KAGAMA.CO, BULASUMUR – Kedatangan Duta Besar RI untuk Rusia Wahid Supriyadi disambut hangat jajaran Dekanat Fakultas Ilmu Budaya UGM di Gudeg Mbarek Bu Hj. Ahmad, Sleman, Yogyakarta.

Agenda ramah tamah sembari sarapan gudeg itu berlangsung pada Selasa (06/11/2018). Menurut Dekan FIB Dr.
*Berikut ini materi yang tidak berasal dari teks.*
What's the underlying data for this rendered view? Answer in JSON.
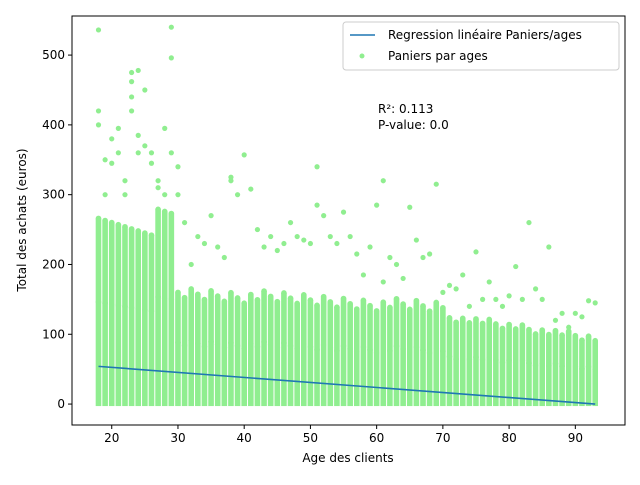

Wening Udasmoro, SS, M.Hum., DEA, pihaknya sengaja memilih warung gudeg untuk mempererat hubungan kerja sama antara UGM dengan universitas di Rusia.

“Pak Dubes juga sudah lama nggak makan gudeg, sambil ngobrol santai,” ujarnya kepada KAGAMA.

Anastasia dan Oleg, dua warga Rusia yang belajar di UGM.(Foto: Taufiq)
Anastasia dan Oleg, dua warga Rusia yang belajar di UGM.(Foto: Taufiq)

Dalam pertemuan tersebut, turut hadir dua mahasiswa Rusia yang tengah menempuh studi di UGM. Mereka yaitu Oleg dan Anastasia dari Moscow State University.

Oleg memperdalam bahasa Indonesia di Pusat Pelatihan Bahasa UGM setelah merampungkan studi yang sama di Moscow State University. Sementara Anastasia tengah melanjutkan studi Master di Sekolah Pascasarjana Center for Religious and Cross-cultural Studies (CRCS) UGM.

Sehari sebelumnya, Dubes Wahid Supriyadi menyerahkan usulan konkret kerja sama dari Tomsk State University, Siberia kepada UGM yang diwakili oleh Wakil Rektor bidang Kerja Sama dan Alumni Dr. Paripurna, SH, M.Hum., LL.M. Sementara itu, kerja sama pendidikan antara UGM dan dua universitas di Rusia telah diteken oleh Rektor UGM dalam kunjungannya ke Moskow beberapa waktu yang lalu.